Several years ago I gave up complaining.
Really, I did. Mostly.
Lately I’ve noticed that in conversation – or sometimes in order to make conversation – I talk about what’s not working for me. A little warning bell goes off deep inside, sometimes so faintly that I don’t realize I’ve heard it until long after the conversation is over.
This week, I’m listening closely for that bell.
There’s a difference, I think, between acknowledging feelings around something being difficult or unwanted, and complaining about it. I’m not a fan of ignoring feelings, of pushing them down or to the side. I don’t believe in the “just think positively” spiritual bypass school of thought when we’re sad, angry, hurt, or grieving. I do believe in finding moments of kindness, compassion, gratitude, or joy in times of dark emotions. I also believe it’s important to watch our thoughts and keep them from spiraling out of control.
Our lives are emotionally complex and there many shades of gray, pink, orange, yellow and blue between black and white.
But complaining doesn’t serve anyone.
When you complain, you give your power away. You abandon your right to choose a different thought, perhaps a better one, or one that is more true and less colored by the story you’re telling yourself.

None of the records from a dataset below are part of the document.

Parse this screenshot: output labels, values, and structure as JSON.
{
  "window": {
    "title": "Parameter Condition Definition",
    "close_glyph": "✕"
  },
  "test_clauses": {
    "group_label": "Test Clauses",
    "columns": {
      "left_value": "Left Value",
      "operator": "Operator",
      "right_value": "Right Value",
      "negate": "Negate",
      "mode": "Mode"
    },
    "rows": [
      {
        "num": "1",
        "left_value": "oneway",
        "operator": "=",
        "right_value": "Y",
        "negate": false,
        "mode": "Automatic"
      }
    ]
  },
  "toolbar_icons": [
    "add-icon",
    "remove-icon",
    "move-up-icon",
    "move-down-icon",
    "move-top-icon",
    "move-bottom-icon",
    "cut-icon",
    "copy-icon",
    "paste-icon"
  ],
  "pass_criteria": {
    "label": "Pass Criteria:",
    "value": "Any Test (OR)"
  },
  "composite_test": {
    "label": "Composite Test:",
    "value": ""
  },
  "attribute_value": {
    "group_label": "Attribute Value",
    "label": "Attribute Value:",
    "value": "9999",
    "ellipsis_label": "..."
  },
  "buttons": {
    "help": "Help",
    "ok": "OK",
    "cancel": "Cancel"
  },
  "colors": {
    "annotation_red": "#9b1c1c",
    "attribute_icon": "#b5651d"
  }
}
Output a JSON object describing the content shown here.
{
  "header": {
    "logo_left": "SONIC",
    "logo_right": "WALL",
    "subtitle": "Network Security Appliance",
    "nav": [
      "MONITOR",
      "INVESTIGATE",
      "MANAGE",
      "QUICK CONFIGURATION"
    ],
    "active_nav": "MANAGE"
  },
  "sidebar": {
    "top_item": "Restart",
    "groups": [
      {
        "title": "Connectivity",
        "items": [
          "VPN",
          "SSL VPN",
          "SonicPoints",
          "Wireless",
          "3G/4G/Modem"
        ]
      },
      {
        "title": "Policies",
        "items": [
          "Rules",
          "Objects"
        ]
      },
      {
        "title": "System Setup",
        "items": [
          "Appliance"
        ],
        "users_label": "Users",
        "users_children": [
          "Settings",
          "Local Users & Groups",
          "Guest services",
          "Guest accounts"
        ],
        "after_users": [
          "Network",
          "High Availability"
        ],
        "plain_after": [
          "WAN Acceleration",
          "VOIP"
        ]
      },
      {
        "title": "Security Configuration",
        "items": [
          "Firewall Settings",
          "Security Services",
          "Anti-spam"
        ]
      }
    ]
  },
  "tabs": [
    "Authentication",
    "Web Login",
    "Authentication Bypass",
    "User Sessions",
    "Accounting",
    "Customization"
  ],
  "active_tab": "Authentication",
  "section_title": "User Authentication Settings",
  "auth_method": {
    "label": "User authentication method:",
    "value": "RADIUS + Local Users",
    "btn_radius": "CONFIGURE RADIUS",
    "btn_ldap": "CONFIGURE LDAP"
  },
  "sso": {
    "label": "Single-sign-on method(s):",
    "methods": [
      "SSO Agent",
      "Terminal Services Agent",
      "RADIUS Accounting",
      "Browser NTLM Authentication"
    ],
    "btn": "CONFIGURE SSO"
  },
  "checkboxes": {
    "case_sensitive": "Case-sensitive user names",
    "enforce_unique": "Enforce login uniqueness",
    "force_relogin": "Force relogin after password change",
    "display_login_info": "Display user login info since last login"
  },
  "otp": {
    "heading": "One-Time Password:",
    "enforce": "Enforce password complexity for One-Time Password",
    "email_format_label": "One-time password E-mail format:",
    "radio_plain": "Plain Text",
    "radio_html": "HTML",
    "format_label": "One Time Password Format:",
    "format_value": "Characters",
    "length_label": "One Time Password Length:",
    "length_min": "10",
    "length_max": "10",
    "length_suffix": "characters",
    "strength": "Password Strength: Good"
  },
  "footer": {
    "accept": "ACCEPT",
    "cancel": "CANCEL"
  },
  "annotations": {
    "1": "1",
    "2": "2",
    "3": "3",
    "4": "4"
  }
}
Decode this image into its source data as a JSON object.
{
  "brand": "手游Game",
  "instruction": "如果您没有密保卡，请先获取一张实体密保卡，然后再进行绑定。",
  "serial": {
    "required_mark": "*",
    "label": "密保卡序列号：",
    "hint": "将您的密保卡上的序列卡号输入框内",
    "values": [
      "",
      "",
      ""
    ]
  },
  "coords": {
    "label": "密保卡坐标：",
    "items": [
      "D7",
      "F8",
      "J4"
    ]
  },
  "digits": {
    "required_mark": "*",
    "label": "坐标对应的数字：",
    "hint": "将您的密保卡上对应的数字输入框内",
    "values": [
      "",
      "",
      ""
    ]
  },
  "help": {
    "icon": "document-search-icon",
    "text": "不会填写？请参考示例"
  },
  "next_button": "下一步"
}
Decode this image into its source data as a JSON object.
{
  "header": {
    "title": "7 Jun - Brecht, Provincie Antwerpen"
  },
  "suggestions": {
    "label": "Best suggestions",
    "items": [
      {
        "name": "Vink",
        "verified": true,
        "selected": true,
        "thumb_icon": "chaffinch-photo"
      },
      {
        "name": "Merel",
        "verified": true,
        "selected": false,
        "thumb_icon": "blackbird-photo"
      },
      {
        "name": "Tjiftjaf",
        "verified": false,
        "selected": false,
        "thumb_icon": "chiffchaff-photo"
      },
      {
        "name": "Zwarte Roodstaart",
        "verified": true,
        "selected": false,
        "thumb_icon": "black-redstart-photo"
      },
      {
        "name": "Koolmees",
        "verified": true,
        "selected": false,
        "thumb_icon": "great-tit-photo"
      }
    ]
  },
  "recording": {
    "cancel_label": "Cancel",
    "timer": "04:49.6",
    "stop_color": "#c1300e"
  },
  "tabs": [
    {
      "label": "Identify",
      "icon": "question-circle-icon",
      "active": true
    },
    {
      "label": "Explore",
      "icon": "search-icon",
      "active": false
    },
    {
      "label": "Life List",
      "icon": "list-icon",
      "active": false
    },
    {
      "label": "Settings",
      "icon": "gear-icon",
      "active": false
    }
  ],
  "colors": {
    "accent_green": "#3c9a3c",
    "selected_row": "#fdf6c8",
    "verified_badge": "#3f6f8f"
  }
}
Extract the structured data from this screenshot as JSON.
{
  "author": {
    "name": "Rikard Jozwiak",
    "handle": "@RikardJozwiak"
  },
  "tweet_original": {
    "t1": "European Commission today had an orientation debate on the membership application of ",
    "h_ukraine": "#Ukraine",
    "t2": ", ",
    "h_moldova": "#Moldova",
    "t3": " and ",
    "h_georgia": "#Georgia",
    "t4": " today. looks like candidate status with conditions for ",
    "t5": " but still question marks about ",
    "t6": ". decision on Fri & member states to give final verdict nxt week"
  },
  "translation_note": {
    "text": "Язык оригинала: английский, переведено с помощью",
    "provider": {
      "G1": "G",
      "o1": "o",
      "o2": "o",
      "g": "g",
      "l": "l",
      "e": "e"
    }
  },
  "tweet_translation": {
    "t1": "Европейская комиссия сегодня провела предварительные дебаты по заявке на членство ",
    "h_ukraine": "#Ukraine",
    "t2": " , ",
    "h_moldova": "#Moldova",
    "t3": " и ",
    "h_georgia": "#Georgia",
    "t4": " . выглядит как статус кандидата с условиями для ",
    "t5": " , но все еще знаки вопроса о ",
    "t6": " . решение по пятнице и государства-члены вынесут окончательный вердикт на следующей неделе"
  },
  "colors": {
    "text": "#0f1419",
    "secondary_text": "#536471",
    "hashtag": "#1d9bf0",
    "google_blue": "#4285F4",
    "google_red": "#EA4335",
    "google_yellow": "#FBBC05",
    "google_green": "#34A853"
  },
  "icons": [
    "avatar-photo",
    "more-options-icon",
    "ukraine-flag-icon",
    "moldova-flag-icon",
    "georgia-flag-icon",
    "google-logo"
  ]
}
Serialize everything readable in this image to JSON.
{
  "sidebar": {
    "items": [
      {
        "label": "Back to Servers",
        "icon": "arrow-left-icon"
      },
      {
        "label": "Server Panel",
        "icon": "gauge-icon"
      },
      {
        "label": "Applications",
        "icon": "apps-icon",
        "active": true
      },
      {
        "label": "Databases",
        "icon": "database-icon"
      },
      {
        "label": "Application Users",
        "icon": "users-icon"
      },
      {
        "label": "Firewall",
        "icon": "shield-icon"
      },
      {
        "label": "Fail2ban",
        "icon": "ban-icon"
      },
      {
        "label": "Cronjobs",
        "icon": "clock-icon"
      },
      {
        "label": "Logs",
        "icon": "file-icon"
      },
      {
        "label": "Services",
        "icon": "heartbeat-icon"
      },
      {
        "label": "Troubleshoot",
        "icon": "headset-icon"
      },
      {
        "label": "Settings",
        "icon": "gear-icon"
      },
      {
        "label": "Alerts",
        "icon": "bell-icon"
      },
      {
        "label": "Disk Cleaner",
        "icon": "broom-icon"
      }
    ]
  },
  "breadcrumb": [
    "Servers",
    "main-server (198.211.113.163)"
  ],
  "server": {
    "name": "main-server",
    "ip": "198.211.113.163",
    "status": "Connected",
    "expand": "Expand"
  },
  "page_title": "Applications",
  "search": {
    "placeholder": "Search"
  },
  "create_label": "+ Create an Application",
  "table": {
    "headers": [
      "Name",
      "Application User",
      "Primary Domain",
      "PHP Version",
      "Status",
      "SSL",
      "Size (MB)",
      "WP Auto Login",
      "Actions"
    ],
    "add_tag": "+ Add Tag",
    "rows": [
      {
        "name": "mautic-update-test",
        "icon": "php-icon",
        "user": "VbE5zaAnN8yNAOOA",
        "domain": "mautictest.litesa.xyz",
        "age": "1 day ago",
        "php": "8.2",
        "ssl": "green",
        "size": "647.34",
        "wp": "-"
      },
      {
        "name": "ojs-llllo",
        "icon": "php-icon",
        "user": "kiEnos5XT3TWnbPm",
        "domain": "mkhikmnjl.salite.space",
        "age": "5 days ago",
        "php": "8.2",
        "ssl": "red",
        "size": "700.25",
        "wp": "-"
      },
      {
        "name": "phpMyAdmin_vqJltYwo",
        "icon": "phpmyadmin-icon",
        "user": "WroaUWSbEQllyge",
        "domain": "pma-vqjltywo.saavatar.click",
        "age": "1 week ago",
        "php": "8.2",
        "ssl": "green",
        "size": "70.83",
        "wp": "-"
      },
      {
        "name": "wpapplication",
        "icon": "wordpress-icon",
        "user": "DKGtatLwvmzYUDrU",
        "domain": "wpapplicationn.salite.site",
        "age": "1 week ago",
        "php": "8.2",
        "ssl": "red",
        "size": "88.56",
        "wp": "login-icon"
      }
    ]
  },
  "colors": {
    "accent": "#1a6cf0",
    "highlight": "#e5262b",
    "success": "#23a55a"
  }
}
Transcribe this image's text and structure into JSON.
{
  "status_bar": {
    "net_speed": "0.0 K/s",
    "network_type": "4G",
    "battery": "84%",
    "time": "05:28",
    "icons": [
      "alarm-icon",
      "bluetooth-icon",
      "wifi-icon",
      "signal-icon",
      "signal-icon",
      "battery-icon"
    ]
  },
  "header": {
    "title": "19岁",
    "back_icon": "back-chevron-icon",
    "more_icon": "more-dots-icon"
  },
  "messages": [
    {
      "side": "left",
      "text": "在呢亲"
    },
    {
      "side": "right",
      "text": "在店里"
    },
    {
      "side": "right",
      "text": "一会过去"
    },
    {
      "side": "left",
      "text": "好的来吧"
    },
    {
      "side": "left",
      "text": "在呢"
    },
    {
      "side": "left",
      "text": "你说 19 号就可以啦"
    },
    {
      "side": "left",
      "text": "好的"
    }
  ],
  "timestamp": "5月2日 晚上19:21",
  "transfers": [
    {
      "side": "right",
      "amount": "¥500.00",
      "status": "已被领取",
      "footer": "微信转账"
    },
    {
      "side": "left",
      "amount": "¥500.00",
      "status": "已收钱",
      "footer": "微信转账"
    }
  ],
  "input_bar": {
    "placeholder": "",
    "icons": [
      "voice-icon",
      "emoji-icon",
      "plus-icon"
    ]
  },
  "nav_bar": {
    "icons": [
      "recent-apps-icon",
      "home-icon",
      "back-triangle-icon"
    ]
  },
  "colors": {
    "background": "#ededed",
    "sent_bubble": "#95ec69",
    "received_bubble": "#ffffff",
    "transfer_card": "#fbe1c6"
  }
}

This week I invite you to listen to your thoughts and to your words, and when you hear something that sounds less-than-positive, ask yourself, “Am I complaining?”
If you are, can you stop? Can you change the thought or the story or the conversation?
And if you’re not, if you’re expressing an emotion and asking to be heard, that’s beautiful and I honor it.
Those two things feel very different. Can you identify the difference in you?